READ: 8 Benefits of Breastfeeding
Myth: Formula fed babies sleep better
Fact: This is a myth. There is no correlation between the two. How well babies sleep has nothing to do with what milk they have been fed. In fact the bonding between the mother and baby that develops while breastfeeding, makes the baby emotionally secure and calmer. It is important to maintain a close physical contact and connection with your baby even if you need to formula feed them for any reason.
Myth: Breastfed babies shouldn’t take an occasional bottle or they may become confused and stop feeding
Fact: This rarely happens. While you should avoid formula milk if you can, you may need to give expressed breast milk. However, while feeding cuddle the baby even when you bottle feed him or her as the bonding time is nearly just as crucial as the feeding time.
Belief: Breast feeding helps you shed the weight gained during pregnancy.
Fact: True, breastfeeding helps you return faster to your pre-pregnancy weight. Another benefit for mothers is that breast feeding helps your uterus return to the weight and size it was in before pregnancy faster, reducing the bleeding and preventing anaemia.
Belief: Breastfeeding prevents you from getting pregnant
Fact: True. Using breastfeeding as birth control can be effective for six months after delivery only if a woman does not substitute other foods for a breast milk feed and feeds her baby at least every four hours during the day and every six hours at night and has not had a period since she delivered her baby. While a woman is continuously breastfeeding, her body does not make a hormone that is necessary for ovulation (the release of an egg from an ovary). Pregnancy cannot happen if an egg is not released. Sometimes called the Lactational Amenorrhoea method of birth control, 2 out of 100 women will become pregnant within 6 months is not carried out correctly.

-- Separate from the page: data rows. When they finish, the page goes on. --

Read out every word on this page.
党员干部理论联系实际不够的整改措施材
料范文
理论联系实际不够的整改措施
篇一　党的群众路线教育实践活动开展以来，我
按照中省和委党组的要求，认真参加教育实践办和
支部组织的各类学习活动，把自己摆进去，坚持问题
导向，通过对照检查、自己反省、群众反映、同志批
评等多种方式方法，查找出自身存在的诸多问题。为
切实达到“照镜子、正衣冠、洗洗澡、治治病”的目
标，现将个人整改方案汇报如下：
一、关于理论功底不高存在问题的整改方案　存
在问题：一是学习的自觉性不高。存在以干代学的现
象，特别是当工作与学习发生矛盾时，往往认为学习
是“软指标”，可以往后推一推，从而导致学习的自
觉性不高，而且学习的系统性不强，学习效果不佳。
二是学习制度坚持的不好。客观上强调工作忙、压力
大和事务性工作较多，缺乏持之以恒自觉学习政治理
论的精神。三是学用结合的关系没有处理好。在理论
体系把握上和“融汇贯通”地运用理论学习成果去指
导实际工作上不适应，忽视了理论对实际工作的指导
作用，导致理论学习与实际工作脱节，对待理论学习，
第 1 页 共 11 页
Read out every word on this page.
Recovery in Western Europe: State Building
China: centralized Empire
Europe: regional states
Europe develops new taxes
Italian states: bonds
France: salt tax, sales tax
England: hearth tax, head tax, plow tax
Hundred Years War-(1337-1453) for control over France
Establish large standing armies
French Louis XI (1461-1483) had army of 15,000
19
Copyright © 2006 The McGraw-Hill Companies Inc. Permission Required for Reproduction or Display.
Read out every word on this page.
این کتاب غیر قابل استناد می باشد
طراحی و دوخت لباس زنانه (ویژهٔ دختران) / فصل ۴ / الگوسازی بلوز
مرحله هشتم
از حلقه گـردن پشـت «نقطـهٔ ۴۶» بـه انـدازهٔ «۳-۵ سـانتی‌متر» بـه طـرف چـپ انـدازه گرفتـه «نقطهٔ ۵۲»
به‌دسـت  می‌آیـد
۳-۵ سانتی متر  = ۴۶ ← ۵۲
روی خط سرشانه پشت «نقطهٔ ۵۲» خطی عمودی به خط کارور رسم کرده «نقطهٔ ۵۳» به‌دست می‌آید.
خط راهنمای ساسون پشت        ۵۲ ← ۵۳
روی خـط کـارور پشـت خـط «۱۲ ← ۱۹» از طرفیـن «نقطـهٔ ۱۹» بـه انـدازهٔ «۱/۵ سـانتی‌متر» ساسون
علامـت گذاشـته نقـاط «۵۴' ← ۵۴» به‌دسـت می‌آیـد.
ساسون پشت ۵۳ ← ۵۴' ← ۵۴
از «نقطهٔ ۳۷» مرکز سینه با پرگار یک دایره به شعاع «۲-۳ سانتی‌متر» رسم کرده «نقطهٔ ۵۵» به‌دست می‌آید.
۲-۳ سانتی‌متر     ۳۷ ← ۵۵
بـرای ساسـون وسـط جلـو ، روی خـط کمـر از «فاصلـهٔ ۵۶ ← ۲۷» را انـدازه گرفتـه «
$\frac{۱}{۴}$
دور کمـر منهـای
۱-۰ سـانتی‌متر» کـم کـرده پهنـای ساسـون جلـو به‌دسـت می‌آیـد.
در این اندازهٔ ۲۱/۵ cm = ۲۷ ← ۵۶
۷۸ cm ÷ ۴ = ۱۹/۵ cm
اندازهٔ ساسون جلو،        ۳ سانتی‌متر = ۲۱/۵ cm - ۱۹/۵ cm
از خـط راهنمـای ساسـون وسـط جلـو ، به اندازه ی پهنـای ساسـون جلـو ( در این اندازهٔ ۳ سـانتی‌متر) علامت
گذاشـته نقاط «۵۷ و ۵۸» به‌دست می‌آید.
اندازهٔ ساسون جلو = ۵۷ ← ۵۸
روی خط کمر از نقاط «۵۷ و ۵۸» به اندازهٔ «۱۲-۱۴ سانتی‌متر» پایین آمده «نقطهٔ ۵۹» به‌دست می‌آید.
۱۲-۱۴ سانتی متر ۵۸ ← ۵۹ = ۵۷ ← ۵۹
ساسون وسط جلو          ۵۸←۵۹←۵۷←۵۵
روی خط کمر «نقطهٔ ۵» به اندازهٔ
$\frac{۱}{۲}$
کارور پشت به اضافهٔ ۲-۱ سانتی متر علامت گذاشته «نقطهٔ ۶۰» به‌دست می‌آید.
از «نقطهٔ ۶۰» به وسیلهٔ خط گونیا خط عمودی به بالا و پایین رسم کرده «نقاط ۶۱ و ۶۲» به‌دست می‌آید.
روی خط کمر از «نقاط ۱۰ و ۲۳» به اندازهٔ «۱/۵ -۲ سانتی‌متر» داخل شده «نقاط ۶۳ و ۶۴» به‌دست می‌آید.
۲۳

Myth: Small breasts do not produce as much milk as large breasts
Fact: Your breast’s size depends on the amount of fatty tissue it contains. It has nothing to do with the amount of milk you produce. Both small and big breasted women are able to make the amount of milk that their baby needs as the milk is produced by the glandular tissue in the breast. The more you breastfeed, the more milk your breasts produce.